Greedy approach does not apply to this problem. Because if we only record the longest palindrome ends by s[i] which is s[j] ... s[i],  there could be a s[k] ( k > j ) can make a longer palindrome s[k] ... s[i]s[i+1]. But s[k] .. s[i] is a shorter palindrome than s[j] .. s[i].  ( i.e.  s = "aaaa" ).

Time Complexity = O(len(s) * len(s))
Space Complexity = O(1)

class Solution:
    def longestPalindrome(self, s: str) -> str:
        N = len(s)
        
        # dp[left][right] = True if s[left:right+1] is palindrome
        dp = [[False] * N for _ in range(N)]
        
        resultStart = 0
        resultLen = 1
        
        for i in range(N):
            dp[i][i] = True
        
        # iterate backward because dp[left][right] depends on dp[left+1][right-1]
        for left in reversed(range(N)):
            for right in range(left+1, N):
                if s[left] == s[right]:
                    if right - left == 1 or dp[left+1][right-1]:
                        dp[left][right] = True
                
                        if right - left + 1 > resultLen:
                            resultLen = right - left + 1
                            resultStart = left
        
        return s[resultStart:resultStart + resultLen]

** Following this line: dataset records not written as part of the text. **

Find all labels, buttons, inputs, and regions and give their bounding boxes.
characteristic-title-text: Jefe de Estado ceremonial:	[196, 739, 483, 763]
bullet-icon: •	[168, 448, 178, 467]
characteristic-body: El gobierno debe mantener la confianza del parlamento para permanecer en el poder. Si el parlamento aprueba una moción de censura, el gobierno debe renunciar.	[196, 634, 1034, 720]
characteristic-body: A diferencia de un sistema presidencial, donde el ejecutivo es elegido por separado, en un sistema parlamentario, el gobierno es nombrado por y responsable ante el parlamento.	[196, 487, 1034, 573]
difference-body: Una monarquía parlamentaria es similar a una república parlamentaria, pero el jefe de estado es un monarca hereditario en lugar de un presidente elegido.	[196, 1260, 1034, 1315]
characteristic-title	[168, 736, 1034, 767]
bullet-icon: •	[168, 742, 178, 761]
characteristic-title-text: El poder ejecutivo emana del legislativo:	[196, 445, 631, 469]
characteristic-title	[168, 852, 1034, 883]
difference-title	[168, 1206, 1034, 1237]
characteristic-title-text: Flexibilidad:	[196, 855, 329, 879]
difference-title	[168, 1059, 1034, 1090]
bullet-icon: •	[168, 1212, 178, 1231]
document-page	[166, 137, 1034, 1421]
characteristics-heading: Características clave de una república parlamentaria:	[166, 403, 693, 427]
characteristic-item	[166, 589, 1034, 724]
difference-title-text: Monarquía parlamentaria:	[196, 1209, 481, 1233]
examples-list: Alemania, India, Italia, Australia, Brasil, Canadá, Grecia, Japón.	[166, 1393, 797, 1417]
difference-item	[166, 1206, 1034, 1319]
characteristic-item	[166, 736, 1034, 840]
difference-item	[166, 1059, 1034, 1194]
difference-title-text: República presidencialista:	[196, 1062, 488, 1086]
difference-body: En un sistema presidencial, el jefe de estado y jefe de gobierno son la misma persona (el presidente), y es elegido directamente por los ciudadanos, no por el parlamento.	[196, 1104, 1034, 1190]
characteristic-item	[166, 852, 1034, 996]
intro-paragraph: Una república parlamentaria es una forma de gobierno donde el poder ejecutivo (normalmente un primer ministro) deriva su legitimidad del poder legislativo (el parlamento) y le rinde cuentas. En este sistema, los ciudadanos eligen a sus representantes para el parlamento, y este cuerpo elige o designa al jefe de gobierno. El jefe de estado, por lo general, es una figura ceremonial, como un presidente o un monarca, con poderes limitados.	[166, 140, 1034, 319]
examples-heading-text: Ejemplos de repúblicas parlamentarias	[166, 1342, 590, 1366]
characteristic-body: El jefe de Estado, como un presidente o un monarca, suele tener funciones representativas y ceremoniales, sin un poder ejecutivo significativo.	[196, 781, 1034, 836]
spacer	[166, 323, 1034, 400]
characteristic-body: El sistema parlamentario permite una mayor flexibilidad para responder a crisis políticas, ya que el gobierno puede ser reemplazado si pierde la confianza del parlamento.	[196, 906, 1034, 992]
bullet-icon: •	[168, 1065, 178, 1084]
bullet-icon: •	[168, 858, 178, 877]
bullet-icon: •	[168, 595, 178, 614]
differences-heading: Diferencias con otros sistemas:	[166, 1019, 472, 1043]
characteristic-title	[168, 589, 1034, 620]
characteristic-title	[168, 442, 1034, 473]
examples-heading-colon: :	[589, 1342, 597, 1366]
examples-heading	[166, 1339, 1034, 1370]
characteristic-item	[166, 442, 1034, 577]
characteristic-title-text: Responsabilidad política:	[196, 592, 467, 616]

The equivalent Java solution:

class Solution {
    public String longestPalindrome(String s) {
        int N = s.length();
        boolean [][] dp = new boolean[N][N];
        
        int maxLen = 1;
        int left = N-1;
        
        for (int l = N-1; l >= 0; l--) {
            for (int r = N-1; r >= l; r--) {
                // s[l:r] is a palindrome is s[l] == s[r] and s[l+1:r-1] is a palindrome
                dp[l][r] = s.charAt(l) == s.charAt(r) && (r - l <= 1 || dp[l+1][r-1]);
                if (dp[l][r] && r - l + 1 > maxLen) {
                    maxLen = r - l + 1;
                    left = l;
                }
            }
        }
        
        return s.substring(left, left + maxLen);
    }
}

Use hash table to trim unnecessary comparings.

class Solution:
    def longestPalindrome(self, s: str) -> str:
        
        @lru_cache(maxsize = None)
        def isPalindrom(left, right):
            return left >= right or s[left] == s[right] and isPalindrom(left+1, right-1)
        
        
        N = len(s)
        if N <= 1: return s
        
        result = ""
        seen = defaultdict(list)
        
        for left in reversed(range(N)):
            seen[s[left]].append(left)
            
            for right in seen[s[left]]:
                if isPalindrom(left, right) and right - left + 1 > len(result):
                    result = s[left:right+1]
                    break
     
        return result

Use BFS approach to expand from center.

class Solution:
    def longestPalindrome(self, s: str) -> str:
        queue = deque()
        
        N = len(s)
        if N <= 1: return s
        
        result = (0, 0)
        resultLen = 1
        
        for i in range(N):
            queue.append((i,i))
            
            if i + 1 < N and s[i] == s[i+1]:
                queue.append((i, i+1))
        
        while queue:
            left, right = queue.popleft()
            if right - left + 1 > resultLen:
                result = (left, right)
                resultLen = right - left + 1

            if left - 1 >= 0 and right + 1 < N and s[left-1] == s[right+1]:
                queue.append((left-1, right+1))
        
        left, right = result
        return s[left: right+1]

Edited on 11/21/2021. Add the Java solution.